Good afternoon to everyone, I have the following question:
What does the arithmetico-geometric series:
$$S = \sum^{\infty}_{n=1} ne^{-nrt}$$
Converge to?
($r > 1$, $t > 1$)
I tried to break it up in the series of the even number and the series of the odd numbers multipliers: \begin{align*} S &= e^{-rt} + 2e^{-2rt} + ... \\ \\ S &= S_1 + S_2 \\ \\ S_1 &= (3-2)e^{-rt} + (3-0)e^{-3rt} + (3+2)e^{-5rt} + ... \\ \\ &= \frac{3e^{-rt}}{1-e^{-2rt}} -2e^{-rt} +\frac{2e^{-5rt}}{1-2e^{-2rt}} \\ \\ S_2 &= 2e^{-2rt} + 4e^{-4rt}+... \\ \\ S_2 &= \frac{2e^{-2rt}}{1-2e^{-2rt}} \end{align*}
Hence,
$$ S =\frac{2(e^{-5rt}+e^{-2rt})}{1-2e^{-2rt}} + \frac{3e^{-rt}}{1-e^{-rt}}-2e^{-rt} $$
But honestly, I'm not sure at all... Plus I bet $1\$$ that I made some computational mistake...
Ok, now I see it.
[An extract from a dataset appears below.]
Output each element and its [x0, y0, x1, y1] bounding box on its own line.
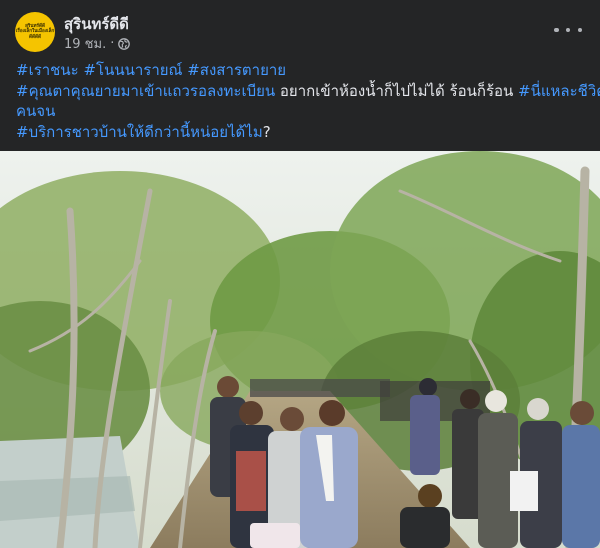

I've never integrated / differentiated a series before...
\begin{equation*} S = \sum^{\infty}_{n=1} ne^{nrt} \\ \end{equation*}
Let $e^{-rt}=x$.
\begin{align*} S &= \sum^{\infty}_{n=1} nx^n\\ \\ &= x\sum^{\infty}_{n=1} nx^{n-1} \\ \\ &= x\sum^{\infty}_{n=1} \frac{\partial S_1}{\partial x} \end{align*}
It follows that it must be:
\begin{align*} S_1 &= \sum^{\infty}_{n=1} x^n &= \frac{x}{1-x} \end{align*}
Hence,
\begin{equation*} \frac{\partial S_1}{\partial x} = \frac{1}{(1-x)^2} \end{equation*}
Therefore,
\begin{align*} S &= \frac{x}{(1-x)^2} \\ \\ &= \frac{e^{-rt}}{(1-e^{-rt})^2} \end{align*}
You can see that $$ \sum_{n=1}^\infty nx^n = \sum_{n=1}^{\infty}\sum_{k=1}^n x^n = \sum_{k=1}^\infty\sum_{n=k}^\infty x^n = \sum_{k=1}^\infty \frac{x^k}{1-x} = \frac{x}{(1-x)^2}. $$ Now it is just a matter of replacing $x$ with $e^{-rt}$.